Nouvellement couronné, Edward II d'Angleterre rappelle son fidèle ami et amant Piers Gaveston de l'exil. Follement épris de ce dernier, Edward le couvre de cadeaux et de titres honorifiques, suscitant la jalousie de la cour. Gaveston fait torturer et enfermer l'évêque de Winchester, responsable de sa déportation, avec l'appui du roi. Outragé par cet acte, la cour s'organise autour de Mortimer, le chef des armées, et de la reine Isabelle, souveraine délaissée, pour exclure Gaveston. Edouard, sous la contrainte, doit bannir son amant...

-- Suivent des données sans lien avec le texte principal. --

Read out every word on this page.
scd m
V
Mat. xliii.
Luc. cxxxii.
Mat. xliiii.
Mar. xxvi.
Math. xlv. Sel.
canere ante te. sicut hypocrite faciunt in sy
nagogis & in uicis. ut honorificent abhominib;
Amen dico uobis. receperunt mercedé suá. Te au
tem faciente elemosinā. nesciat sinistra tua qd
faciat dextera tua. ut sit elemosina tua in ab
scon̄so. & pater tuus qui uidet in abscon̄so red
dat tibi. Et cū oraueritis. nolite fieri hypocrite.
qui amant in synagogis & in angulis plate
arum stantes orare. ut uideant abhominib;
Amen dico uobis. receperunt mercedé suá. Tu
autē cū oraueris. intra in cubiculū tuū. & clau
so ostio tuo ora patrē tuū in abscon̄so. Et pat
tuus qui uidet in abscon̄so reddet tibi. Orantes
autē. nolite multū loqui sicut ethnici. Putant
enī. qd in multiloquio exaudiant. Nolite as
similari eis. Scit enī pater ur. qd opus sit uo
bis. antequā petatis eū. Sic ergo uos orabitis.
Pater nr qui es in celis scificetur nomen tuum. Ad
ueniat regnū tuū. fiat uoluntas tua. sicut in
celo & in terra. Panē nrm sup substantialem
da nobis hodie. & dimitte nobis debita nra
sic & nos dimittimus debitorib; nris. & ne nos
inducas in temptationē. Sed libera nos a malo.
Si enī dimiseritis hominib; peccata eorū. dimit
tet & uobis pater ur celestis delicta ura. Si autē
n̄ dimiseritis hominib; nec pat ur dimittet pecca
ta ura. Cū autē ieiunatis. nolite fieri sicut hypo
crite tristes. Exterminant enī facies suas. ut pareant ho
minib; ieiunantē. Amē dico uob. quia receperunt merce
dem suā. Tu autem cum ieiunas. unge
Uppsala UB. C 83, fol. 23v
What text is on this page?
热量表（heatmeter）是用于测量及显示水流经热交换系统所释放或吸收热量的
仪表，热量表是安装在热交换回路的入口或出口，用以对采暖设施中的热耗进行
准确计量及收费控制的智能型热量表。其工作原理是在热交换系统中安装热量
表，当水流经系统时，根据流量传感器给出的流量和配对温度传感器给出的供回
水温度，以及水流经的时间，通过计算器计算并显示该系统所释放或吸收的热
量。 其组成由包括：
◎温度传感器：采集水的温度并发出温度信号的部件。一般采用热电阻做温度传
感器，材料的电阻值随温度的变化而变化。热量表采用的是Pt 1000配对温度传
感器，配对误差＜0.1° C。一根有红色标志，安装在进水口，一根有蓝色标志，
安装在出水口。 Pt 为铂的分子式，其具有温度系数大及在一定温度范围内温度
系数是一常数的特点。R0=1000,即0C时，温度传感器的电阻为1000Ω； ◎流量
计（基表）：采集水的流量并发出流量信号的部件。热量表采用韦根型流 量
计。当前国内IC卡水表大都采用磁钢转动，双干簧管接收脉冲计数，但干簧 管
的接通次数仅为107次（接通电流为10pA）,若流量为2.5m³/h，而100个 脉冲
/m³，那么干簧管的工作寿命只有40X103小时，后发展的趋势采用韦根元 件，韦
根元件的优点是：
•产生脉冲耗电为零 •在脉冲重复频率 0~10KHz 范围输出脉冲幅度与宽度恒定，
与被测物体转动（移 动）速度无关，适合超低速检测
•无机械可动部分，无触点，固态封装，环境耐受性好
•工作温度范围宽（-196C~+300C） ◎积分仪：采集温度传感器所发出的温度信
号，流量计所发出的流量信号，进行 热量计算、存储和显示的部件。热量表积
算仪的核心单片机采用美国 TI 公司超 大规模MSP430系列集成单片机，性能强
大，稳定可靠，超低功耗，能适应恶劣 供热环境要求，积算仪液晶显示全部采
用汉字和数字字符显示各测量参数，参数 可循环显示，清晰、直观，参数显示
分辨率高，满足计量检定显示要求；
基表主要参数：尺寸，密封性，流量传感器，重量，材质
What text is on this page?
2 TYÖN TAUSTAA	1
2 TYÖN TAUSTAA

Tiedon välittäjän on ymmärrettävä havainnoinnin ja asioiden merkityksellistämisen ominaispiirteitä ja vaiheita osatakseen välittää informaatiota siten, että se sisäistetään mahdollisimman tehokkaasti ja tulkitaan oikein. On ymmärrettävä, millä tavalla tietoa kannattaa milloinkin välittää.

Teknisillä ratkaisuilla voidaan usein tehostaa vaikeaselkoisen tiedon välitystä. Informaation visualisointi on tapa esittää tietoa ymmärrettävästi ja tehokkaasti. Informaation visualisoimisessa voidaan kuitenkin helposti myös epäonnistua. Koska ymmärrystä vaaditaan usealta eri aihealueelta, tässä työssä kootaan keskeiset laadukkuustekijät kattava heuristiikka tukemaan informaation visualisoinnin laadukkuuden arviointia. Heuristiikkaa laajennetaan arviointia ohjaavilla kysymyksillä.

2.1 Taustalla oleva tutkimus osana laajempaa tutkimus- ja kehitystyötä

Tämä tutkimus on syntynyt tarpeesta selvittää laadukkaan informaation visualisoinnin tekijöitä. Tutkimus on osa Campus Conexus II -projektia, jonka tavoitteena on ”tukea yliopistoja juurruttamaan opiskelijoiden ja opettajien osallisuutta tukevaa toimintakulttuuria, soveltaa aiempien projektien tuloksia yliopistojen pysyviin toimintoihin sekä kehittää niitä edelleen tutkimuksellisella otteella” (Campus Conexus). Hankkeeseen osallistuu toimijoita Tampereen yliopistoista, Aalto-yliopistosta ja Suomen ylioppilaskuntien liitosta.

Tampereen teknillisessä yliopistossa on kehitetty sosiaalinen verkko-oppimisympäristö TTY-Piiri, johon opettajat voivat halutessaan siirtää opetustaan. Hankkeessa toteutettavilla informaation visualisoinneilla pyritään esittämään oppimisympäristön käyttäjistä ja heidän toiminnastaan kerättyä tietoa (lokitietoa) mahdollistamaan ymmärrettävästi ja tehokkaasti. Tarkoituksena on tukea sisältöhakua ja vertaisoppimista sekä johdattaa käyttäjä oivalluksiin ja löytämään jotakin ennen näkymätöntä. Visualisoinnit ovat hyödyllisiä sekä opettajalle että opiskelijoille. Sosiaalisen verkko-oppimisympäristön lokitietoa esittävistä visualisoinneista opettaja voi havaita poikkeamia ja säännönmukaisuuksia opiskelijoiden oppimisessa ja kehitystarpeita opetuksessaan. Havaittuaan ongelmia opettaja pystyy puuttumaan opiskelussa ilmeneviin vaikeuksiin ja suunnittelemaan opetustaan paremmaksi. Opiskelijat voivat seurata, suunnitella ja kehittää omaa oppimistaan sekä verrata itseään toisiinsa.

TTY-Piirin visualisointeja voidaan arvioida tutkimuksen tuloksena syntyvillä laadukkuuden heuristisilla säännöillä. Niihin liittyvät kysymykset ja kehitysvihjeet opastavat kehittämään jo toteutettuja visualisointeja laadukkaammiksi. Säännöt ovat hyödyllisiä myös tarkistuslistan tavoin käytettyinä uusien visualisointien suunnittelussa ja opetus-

Avis internautes sur Edward II

(2) 1
Le cinéma britannique a révélé des réalisateurs assez extrêmes, parfois à la limite de l'expérimental. Derek Jarman était l'un d'eux. Moins géométrique que celui de Peter Greenaway, moins gothique que celui de Ken Russell, le cinéma de Jarman donnait plus vers le kitch gay assumé. Il reprend ici une pièce de Christopher Marlowe (contemporain de Shakespeare) narrant les derniers moments du roi Edward II dans sa geôle se remémorant les conditions de sa destitution. D'une pièce parlant de la folie amoureuse d'un roi pour un de ses sujets mâle, Derek Jarman fait une espèce de film d'art et d'essai à la fois kitch (sa marque donc) et moderne, brouillant toutes les pistes qui permettraient de dater dans le temps cette histoire que le réalisateur souhaite visiblement intemporelle. Égratignant par moment la société anglaise du XXème siècle, l'auteur se perd dans un bric-à-brac de scènes plus ou moins esthétiques où le sublime frôle le ridicule, du fait d'une utilisation systématique de l'imagerie gay qui confine parfois au cliché (ah le débardeur, oh le cuir... ). Inclassable, parfois surprenant, mais aussi agaçant, il faut parfois s'accrocher pour rester jusqu'au bout d'un délire qui risque de rebuter ou au contraire de fasciner. Et je ne peux pas dire que j'ai été super fasciné...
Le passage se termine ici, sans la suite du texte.